La Confederación Argentina alista su armada en Montevideo y recibe apoyos y ofrecimientos de sumarse a su ejército de hombres notables como el almirante Guillermo Brown, el general Manuel Escalada y Tomás Guido --uno, pariente y el otro, amigo de San Martín--, Estanislao Soler y Manuel Olazábal --veteranos del Ejército de los Andes-- y Pinedo, Iriarte, Irigoyen, y Chenaut, entre otros apellidos de renombre, varios de ellos de trayectoria en el partido federal.
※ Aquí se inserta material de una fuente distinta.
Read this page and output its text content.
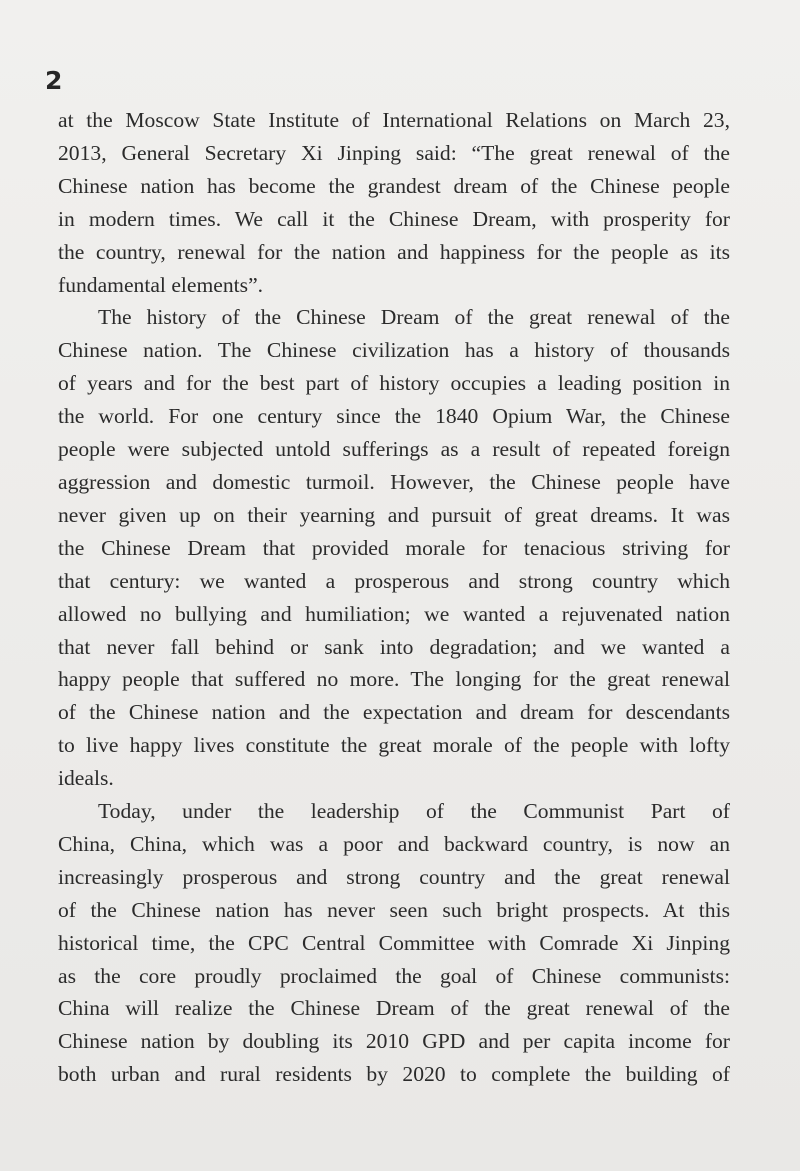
2

at the Moscow State Institute of International Relations on March 23,
2013, General Secretary Xi Jinping said: “The great renewal of the
Chinese nation has become the grandest dream of the Chinese people
in modern times. We call it the Chinese Dream, with prosperity for
the country, renewal for the nation and happiness for the people as its
fundamental elements”.

The history of the Chinese Dream of the great renewal of the
Chinese nation. The Chinese civilization has a history of thousands
of years and for the best part of history occupies a leading position in
the world. For one century since the 1840 Opium War, the Chinese
people were subjected untold sufferings as a result of repeated foreign
aggression and domestic turmoil. However, the Chinese people have
never given up on their yearning and pursuit of great dreams. It was
the Chinese Dream that provided morale for tenacious striving for
that century: we wanted a prosperous and strong country which
allowed no bullying and humiliation; we wanted a rejuvenated nation
that never fall behind or sank into degradation; and we wanted a
happy people that suffered no more. The longing for the great renewal
of the Chinese nation and the expectation and dream for descendants
to live happy lives constitute the great morale of the people with lofty
ideals.

Today, under the leadership of the Communist Part of
China, China, which was a poor and backward country, is now an
increasingly prosperous and strong country and the great renewal
of the Chinese nation has never seen such bright prospects. At this
historical time, the CPC Central Committee with Comrade Xi Jinping
as the core proudly proclaimed the goal of Chinese communists:
China will realize the Chinese Dream of the great renewal of the
Chinese nation by doubling its 2010 GPD and per capita income for
both urban and rural residents by 2020 to complete the building of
El 20 de mayo de 1859 la Confederación decidió, por ley del Congreso, “resolver la cuestión de la integridad nacional respecto de la provincia disidente de Buenos Aires, por medio de las negociaciones pacíficas o de la guerra, según lo aconsejen las circunstancias”. Se obtienen los recursos para levantar una escuadra --Urquiza logra el apoyo del presidente López del Paraguay que envía cuatro vapores de guerra y dos transportes a vela-- y lanza una campaña. El 25 de mayo Urquiza proclama: “No llevaremos la guerra de conquista a nuestros hermanos de Buenos Aires; le llevaremos la paz, la libertad, la ley, la unión y el abrazo fraternal que ha de hacer sólida y perpetua la organización y la integridad nacional [...]. La provincia de Buenos Aires va a recibirnos como hermanos libertadores. Sus más valientes hijos engrosarán las filas de los ejércitos de la Nación. Las armas nacionales, radicando la libertad en la ley, devolverán al proscripto su hogar, al ciudadano sus garantías, a los pueblos la paz, a los argentinos la quietud y a la patria su esplendor, para que cese el escándalo de nuestras luchas fratricidas, y organizados y fuertes, podamos mostrar con nuestros hechos que, en efecto, se levanta a la faz de la tierra una nueva y gloriosa nación. ¡He ahí, argentinos, la grande obra que ambicionamos completar!”.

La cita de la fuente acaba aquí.